Verschillende Arabische omroepen meldden dat hun teams het bevel hadden gekregen om de stad te verlaten. Hichem Abu Chkiouat, minister van Burgerluchtvaart in het bestuur dat Oost-Libië bestuurt, vertelde Reuters per telefoon dat de beslissing om journalisten te verhuizen niets te maken had met de protesten daar vannacht.

"Het is een poging om betere omstandigheden te creëren voor de reddingsteams om het werk soepeler en effectiever uit te voeren," zei hij. "Het grote aantal journalisten is een belemmering geworden voor het werk van de reddingsteams."

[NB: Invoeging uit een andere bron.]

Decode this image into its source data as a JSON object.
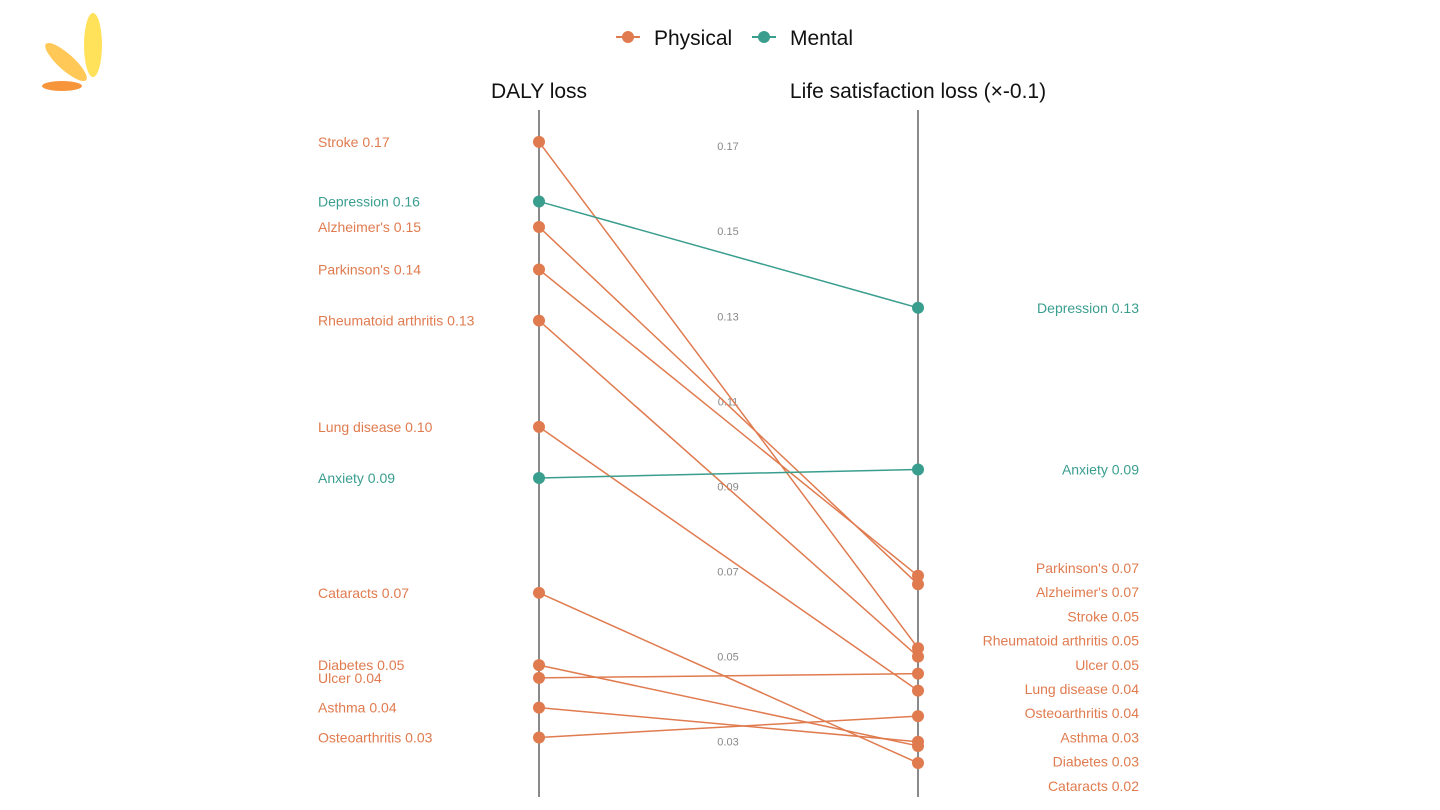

Later zei hij dat journalisten niet te horen kregen dat ze Derna helemaal moesten verlaten, maar alleen dat ze gebieden moesten verlaten waar hun aanwezigheid de reddingsoperaties zou kunnen hinderen.

De massademonstratie van maandag was de eerste die in de stad werd gemeld sinds deze een week eerder werd getroffen door de ergste natuurramp in de geschiedenis van Libië. De communicatieverbindingen naar de stad, die ondanks de overstroming gewoon functioneerden, werden dinsdagochtend afgesloten.

Duizenden mensen zijn omgekomen en duizenden worden nog vermist door de overstroming van 10 september, toen dammen boven Derna tijdens een storm barstten en een stortvloed aan water het centrum van de stad wegspoelde.

Maandag verdrongen demonstranten zich op het plein voor de Sahaba moskee met de gouden koepel van Derna om slogans te scanderen. Sommigen zwaaiden met vlaggen vanaf het dak van de moskee. Later op de avond staken ze het huis van burgemeester Abdulmenam al-Ghaithi in brand, vertelde zijn kantoormanager aan Reuters.

De regering die Oost-Libië bestuurt, zei dat Ghaithi als burgemeester was geschorst en dat alle leden van de gemeenteraad van Derna uit hun functie waren ontheven en naar onderzoekers waren verwezen.

Een week na de ramp zijn grote delen van Derna nog steeds een modderige ruïne, waar zwerfhonden rondzwerven, en families zoeken nog steeds naar vermiste lichamen in het puin.

Boze inwoners zeggen dat de ramp voorkomen had kunnen worden. Ambtenaren erkennen dat een contract om de dammen na 2007 te repareren nooit is voltooid, en geven de onveiligheid in het gebied de schuld.

Libië is al meer dan tien jaar een mislukte staat, zonder regering die landelijk gezag uitoefent sinds Muammar Kadhafi in 2011 ten val werd gebracht. Derna wordt sinds 2019 gecontroleerd door het Libische Nationale Leger, dat de scepter zwaait in het oosten. Daarvoor was het enkele jaren in handen van militante groeperingen, waaronder lokale afdelingen van Islamitische Staat en Al Qaeda.

De demonstranten hekelden de in het oosten gevestigde parlementsvoorzitter Aguila Saleh, die de overstroming een natuurramp heeft genoemd die niet voorkomen kon worden.

"Aguila wij willen jou niet! Alle Libiërs zijn broeders!" scandeerden de demonstranten.

Mansour, een student die deelnam aan het protest, zei dat hij dringend een onderzoek wilde naar het instorten van de dammen, waardoor "we duizenden van onze geliefde mensen hebben verloren".

Taha Miftah, 39, zei dat het protest een boodschap was dat "de regeringen er niet in geslaagd zijn om de crisis te beheersen", en dat vooral het parlement de schuldige was.

De volledige omvang van het dodental is nog niet bekend, en duizenden mensen worden nog vermist. Ambtenaren hebben zeer uiteenlopende dodentallen opgegeven. De Wereldgezondheidsorganisatie heeft 3.922 doden bevestigd.